ZIMBABWE: "Fast track" land reform unsustainable - UNDP
johannesburg, 14 February 2002 (IRIN) - Zimbabwe's controversial "fast track" land reform programme is the cause of much of the economic, political and social instability in the country, the UN Development Programme (UNDP) said in a new report released on Wednesday.
"In the medium term, however, as greater equality takes root, there could be less political grievances over past injustices and less reason for conflict over land and economic control," the report said.
The report, based on a UNDP mission to Zimbabwe from 13 November to 5 December, was called for in the Abuja Agreement on land reform signed by the Zimbabwe government in September last year. Under the agreement, brokered by Nigerian President Olusegun Obasanjo, Zimbabwe agreed to uphold the rule of law, end violence on farms, and end government-backed farm occupations.
The overall assessment
The report noted that the "overall assessment" of the UNDP team was that the "political philosophy" and "socio-economic rationale" of the fast track land reform and resettlement programme remained "sound". But the current scope was not "sustainable" and represented an "over-reach" of the original objectives that was not the consequence of debated and clear government policy "but rather the aggregation of a series of one-off executive actions".
Under the original land reform programme, 5 million hectares of land were ear-marked for resettlement. This, however, increased to about 9.2 million under the government's accelerated reform programme. The report noted that since the inception of the fast track programme in June 2000, up to 6,481 farms were listed for acquisition. Of these, 918 were deleted because they were counted twice and 689 were de-listed. This reduced the total number of farms to 4,874.
The UNDP mission found that the scale of the land acquisition programme was "staggering, as were the difficulties that it has had to confront in the past year". It added that UNDP shared the "wide-spread concern" that the policy-making process could have been more participatory, with the involvement of rural communities, and more transparent.
The selection of beneficiaries could also have been improved, with priority given to those in greatest need and those already with some experience in agricultural production, the report noted.
The team said that the acquisition process "lacked compassion" but was "generally within the law". It added that the process was affected by "cumbersome" consultations, "weak capacity" and poor coordination which led to "numerous" errors in processing the acquisition of properties.
According to the report the "overall trend" was a "substantial" decline in the number of farm occupations after Abuja, but there were still a few post Abuja occupations. "Even if the trend is a steady decline, full compliance with the Abuja agreement is required," said the report.

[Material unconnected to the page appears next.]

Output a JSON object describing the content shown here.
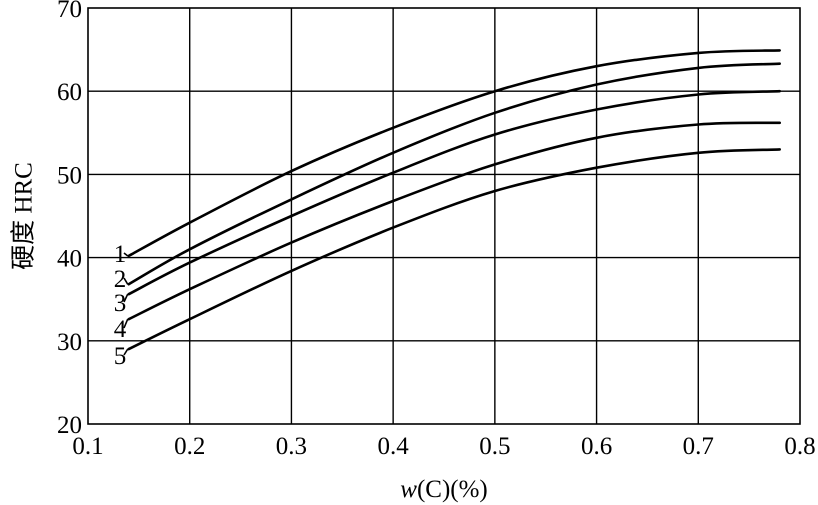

The report noted that most resettled farmers were not well-prepared for farming because the infrastructure development in most cases were "totally inadequate". Since social and agricultural support services were weak, it was extremely difficult for new farmers to address "fundamental" problems of successfully settling into a new environment.
The economic effects
The report said that the gross domestic product (GDP) was expected to achieve a negative growth of 5.3 percent this year, with tobacco exports falling by an estimated 10 percent. Tobacco is the country's largest source of foreign exchange.
"The inevitable conclusion is that the land-reform programme has not contributed to increasing GDP from agriculture or to an increase in the export of agricultural commodities," it added.
The social and humanitarian dimension
The team noted that the fast-track programme has created disadvantaged communities that "humanitarian" interventions may be required to support those "adversely" affected.
It said that an estimated 30,000 families have been displaced. The report said that many farm workers were suffering from "heightened levels of depression" because of the high levels of violence that they have been exposed to since early 2000.
"This is manifesting itself in increased family violence among farm workers and their families. The incidence of wife and child abuse has risen dramatically in the past two years as has the consumption of alcohol among male workers at the expense of household incomes," said the report.
The report said that the team could not make detailed proposals because of the "rapidly evolving nature of developments in Zimbabwe", but recommended that a follow-up technical mission be dispatched to Zimbabwe immediately after the March presidential election "for a more extended visit at a time when there will be more clarity on ... Zimbabwe's own policies and objectives on land reform".
However, it did recommend the creation of an independent land commission and the development of a trust fund to help resettled farmers. It also recommended that relevant laws pertaining to the land reform process be made more consistent.